Figure 1 shows an FC/PV/Battery configuration, which is the HEV model used in this work. In HEVs, electric traction is ensured by engines with sophisticated performance, such as small size, high power density, and high efficiency. Verifications are carried out on the type of permanent magnet motor model having feasibility for high torque density performance [20, 21]. This engine can achieve a wide speed range. Since the hybrid vehicle is non-linear and multivariable, the FLC model is more suitable for energy management [22].

2.1 Dynamic modeling of the PEMFC

The FC model used in this article is realized in MATLAB/Simulink. The relationship between the molar flow rate of hydrogen through the valve and its partial pressure inside the channel is expressed by relationship (1) [23].

$\frac{\mathrm{q}_{\mathrm{H}_{2}}}{\mathrm{P}_{\mathrm{H}_{2}}}=\frac{K_{a n}}{\sqrt{M_{H_{2}}}}=K_{H_{2}}$       (1)

Important factors constituting the molar flow rate of hydrogen are the hydrogen input rate, the hydrogen output rate and flow of hydrogen during the reaction [23]. Relationship (2) indicates these factors.

$\frac{d}{d t} P_{H_{2}}=\frac{R T}{V_{a n}}\left(q_{H_{2}}^{in}-q_{H_{2}}^{{out }}-q^r_{H_{2}}\right)$      (2)

The relationship (3) calculates the reacted hydrogen flow rate, and that according to the basic electrochemical relationship between the FC system flow and the hydrogen flow rate.

$q_{H_{2}}^{r}=\frac{N_{0} I_{F C}}{2 F}=2 K_{r} I_{F C}$     (3)

By applying the Laplace transformation, and Eqns. (1) and (3), the hydrogen partial pressure can be obtained according to reference

$P_{H_{2}}=\frac{1 / K_{H_{2}}}{1+\tau_{H_{2}} s}\left(q_{H_{2}}^{i n}-2 K_{r} I_{F C}\right)$    (4)

Or

$\tau_{H_{2}}=\frac{V_{a n}}{K_{H_{2}} R T}$     (5)

Similarly, the partial pressure of water and oxygen can be calculated. The polarization curve of the PEMFC is obtained from the sum of the Nernst voltage, the activation voltage, and the ohmic overvoltage. The expression (6) give the output voltage of FC while respecting the simplifying assumptions concerning the temperature and the oxygen concentration which are constant [24].

$V_{{cell}}=E+\eta_{ {act}}+\eta_{ {ohmic}}$      (6)

where, the activation voltage can be expressed as:

$\eta_{a c t}=-B \ln \left(C I_{F C}\right)$      (7)

And the ohmic overvoltage can be given by the following formula:

$\eta_{{ohmic}}=-R^{{int}} I_{F C}$       (8)

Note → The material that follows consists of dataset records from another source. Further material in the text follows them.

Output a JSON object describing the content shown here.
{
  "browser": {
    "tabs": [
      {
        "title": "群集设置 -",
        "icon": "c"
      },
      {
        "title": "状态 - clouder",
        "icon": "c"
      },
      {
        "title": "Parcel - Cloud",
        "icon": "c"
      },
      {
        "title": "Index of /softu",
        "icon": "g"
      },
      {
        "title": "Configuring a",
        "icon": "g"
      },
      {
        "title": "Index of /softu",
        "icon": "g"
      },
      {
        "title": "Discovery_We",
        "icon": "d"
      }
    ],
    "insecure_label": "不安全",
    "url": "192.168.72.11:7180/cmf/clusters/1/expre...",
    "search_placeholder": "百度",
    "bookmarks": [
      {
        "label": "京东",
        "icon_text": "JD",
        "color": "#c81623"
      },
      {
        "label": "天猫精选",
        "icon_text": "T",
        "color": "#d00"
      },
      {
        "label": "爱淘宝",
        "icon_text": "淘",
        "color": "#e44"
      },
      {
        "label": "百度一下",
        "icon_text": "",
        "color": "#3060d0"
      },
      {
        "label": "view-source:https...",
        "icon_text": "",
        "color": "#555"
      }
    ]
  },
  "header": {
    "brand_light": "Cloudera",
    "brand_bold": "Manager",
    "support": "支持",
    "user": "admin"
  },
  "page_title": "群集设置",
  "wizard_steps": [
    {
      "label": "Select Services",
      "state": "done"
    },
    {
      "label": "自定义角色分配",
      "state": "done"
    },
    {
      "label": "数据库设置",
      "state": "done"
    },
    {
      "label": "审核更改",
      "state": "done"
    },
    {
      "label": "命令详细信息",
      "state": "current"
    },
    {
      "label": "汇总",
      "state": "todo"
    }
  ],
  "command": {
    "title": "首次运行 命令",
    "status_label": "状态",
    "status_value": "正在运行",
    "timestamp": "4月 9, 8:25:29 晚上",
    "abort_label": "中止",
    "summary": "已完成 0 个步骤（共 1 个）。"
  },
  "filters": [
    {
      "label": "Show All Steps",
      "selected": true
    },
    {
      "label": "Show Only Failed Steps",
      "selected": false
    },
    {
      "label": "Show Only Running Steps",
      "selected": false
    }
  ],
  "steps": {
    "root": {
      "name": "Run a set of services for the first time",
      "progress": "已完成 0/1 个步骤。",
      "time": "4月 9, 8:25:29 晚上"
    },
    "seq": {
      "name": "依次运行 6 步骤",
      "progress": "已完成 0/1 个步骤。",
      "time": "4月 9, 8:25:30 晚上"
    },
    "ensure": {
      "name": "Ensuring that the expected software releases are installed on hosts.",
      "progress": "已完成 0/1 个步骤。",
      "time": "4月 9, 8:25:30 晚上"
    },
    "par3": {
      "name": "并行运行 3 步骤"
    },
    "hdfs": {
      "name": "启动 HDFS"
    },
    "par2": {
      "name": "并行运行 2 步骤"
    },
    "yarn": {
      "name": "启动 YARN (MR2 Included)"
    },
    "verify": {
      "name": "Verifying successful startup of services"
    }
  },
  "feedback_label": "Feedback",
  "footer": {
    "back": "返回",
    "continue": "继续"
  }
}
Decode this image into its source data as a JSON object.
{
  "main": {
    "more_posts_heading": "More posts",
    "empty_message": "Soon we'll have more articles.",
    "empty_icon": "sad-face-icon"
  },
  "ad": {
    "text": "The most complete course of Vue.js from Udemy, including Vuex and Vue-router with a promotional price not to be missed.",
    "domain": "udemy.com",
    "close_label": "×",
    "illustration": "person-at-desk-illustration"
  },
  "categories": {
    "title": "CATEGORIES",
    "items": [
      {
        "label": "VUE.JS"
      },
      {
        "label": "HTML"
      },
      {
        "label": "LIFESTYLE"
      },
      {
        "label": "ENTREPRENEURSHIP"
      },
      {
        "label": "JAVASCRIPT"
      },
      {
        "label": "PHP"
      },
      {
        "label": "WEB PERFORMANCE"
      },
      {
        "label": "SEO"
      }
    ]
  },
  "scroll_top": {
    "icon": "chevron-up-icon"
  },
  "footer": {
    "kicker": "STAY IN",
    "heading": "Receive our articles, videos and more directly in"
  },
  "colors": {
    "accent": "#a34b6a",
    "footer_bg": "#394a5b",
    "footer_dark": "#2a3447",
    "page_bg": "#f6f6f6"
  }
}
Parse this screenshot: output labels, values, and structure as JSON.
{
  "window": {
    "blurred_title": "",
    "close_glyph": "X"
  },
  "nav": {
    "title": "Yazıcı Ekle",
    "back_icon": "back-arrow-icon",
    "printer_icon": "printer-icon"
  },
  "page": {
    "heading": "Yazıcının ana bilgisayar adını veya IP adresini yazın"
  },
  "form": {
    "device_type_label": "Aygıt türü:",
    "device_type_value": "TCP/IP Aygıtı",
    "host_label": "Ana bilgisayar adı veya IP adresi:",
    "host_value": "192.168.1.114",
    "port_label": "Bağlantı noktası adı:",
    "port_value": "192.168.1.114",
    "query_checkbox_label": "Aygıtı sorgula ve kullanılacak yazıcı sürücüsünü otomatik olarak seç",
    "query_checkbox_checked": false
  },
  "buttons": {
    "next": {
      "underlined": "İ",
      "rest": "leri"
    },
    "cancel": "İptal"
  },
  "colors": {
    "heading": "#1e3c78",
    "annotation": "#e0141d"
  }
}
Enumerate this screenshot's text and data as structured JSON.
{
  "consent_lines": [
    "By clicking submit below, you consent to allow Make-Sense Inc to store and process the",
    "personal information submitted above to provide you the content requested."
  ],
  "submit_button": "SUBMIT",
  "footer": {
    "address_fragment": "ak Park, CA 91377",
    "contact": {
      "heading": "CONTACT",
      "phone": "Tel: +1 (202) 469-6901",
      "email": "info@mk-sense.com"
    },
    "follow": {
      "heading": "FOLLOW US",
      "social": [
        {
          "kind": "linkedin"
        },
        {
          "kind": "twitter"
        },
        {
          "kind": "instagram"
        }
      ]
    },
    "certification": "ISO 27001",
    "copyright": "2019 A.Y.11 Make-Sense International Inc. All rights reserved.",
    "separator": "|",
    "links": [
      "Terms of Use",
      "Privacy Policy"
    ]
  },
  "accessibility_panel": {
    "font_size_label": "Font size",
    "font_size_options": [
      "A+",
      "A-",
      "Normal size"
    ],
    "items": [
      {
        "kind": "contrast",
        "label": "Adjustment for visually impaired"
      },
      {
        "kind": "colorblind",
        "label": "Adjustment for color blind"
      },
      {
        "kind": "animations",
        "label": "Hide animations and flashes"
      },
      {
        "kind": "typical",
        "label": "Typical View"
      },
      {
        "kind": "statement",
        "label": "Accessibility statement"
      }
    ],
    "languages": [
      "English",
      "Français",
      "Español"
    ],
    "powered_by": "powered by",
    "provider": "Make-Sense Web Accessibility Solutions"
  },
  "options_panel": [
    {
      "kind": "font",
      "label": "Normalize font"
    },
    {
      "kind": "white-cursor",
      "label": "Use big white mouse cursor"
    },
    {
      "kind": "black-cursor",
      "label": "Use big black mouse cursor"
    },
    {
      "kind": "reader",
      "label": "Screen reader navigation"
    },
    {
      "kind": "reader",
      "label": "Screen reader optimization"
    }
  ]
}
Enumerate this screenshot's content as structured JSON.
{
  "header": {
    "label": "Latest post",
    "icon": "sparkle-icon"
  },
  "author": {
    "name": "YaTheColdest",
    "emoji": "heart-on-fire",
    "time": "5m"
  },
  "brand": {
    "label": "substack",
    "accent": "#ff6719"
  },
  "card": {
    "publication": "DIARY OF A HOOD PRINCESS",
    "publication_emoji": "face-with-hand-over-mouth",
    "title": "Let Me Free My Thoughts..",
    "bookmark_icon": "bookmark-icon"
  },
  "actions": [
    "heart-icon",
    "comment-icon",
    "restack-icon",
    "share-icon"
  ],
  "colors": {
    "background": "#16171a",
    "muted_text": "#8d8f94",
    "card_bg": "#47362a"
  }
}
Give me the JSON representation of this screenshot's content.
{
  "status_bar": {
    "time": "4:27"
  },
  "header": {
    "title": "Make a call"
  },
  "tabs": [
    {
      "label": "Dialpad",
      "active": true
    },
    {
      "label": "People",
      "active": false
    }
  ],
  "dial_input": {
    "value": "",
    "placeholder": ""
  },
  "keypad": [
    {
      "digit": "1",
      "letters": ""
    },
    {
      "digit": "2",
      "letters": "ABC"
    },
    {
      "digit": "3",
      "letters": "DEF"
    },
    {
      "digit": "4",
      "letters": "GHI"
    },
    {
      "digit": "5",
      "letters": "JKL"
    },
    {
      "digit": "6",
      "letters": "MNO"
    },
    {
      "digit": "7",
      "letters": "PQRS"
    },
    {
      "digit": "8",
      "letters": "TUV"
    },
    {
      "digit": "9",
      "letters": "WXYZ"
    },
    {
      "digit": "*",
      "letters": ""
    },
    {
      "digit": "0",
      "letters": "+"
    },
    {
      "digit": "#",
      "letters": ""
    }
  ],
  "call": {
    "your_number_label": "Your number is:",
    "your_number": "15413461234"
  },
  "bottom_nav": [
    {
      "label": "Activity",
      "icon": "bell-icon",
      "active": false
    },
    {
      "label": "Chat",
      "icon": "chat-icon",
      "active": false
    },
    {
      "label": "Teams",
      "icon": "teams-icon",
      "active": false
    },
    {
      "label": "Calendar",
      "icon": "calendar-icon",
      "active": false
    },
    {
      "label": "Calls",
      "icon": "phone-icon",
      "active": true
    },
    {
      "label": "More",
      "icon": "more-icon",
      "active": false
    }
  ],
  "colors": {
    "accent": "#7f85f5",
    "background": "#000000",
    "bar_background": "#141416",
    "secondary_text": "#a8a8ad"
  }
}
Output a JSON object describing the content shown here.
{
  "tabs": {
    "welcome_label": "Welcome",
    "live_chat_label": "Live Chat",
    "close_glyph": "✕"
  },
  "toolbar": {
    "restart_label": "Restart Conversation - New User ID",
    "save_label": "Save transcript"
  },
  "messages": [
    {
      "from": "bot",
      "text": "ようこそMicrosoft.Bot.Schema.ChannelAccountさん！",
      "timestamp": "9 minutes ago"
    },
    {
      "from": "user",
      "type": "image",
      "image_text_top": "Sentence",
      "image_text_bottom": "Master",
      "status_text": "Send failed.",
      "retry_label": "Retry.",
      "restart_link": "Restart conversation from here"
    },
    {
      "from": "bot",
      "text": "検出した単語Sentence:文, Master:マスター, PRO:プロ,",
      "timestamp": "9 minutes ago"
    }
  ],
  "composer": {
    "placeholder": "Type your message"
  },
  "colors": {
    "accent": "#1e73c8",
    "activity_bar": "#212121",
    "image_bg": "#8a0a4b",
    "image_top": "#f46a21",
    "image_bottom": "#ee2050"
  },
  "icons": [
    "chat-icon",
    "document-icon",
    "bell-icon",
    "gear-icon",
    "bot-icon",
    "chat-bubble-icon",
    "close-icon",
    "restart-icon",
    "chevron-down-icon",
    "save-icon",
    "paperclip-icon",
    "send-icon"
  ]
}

So, the formula (6) can be expressed as follow [24]:

$E=N_{0}\left[E_{0}+\frac{R T}{2 F} \log \left[\frac{P_{H_{2}} \sqrt{P_{o_{2}}}}{P_{H_{2} o}}\right]\right]$   (9)

The quantity of hydrogen available from the hydrogen reservoir is given by:

$q_{H_{2}}^{r e q}=\frac{N_{0} I_{F C}}{2 F U}$    (10)

The FC system produces the DC output voltage, depending on both the hydrogen and oxygen flow, and the configuration of the FC system [25]. The oxygen flow rate is determined according to the ratio $r_{H-O}$, representing the hydrogen-oxygen flow ratio [24].

2.2 Solar PV system modeling

As part of the simulation, we have modeled the solar PV system as well as Maximum power point tracking (MPPT) control in Matlab/Simulink environment [26]. The current-voltage characteristic of a PV array  can be described as follows:

$I_{P V}=\eta_{p} I_{p h}-I_{r s}\left[\exp \left(\frac{q\left(V_{P V}+I_{P V} R_{S}\right)}{A K \eta_{S}}\right)-1\right]-\frac{V_{P V}}{R_{S h}}$ (11)

2.3 Battery modeling

In this section, the dynamic model of the lithium-ion battery is presented. The battery output voltage can be expressed as follows:

$V_{b a t}=V_{o c}-i_{b a t} Z_{e q}$     (12)

When there is no external load connected, the open circuit battery voltage is the electrical potential difference between its two terminals. The voltage of the battery in open circuit which depends on the SOC is calculated according to the formula below [27, 28]:

$V_{o c}\left(S O C_{b a t}\right)=-1,031 \times \exp \left(-35 \times S O C_{b a t}\right)+3,685+$$0,2156 \times S O C_{b a t}-0,1178 \times S O C_{b a t}^{2}+0,321 \times S O C_{b at}^{3}$  (13)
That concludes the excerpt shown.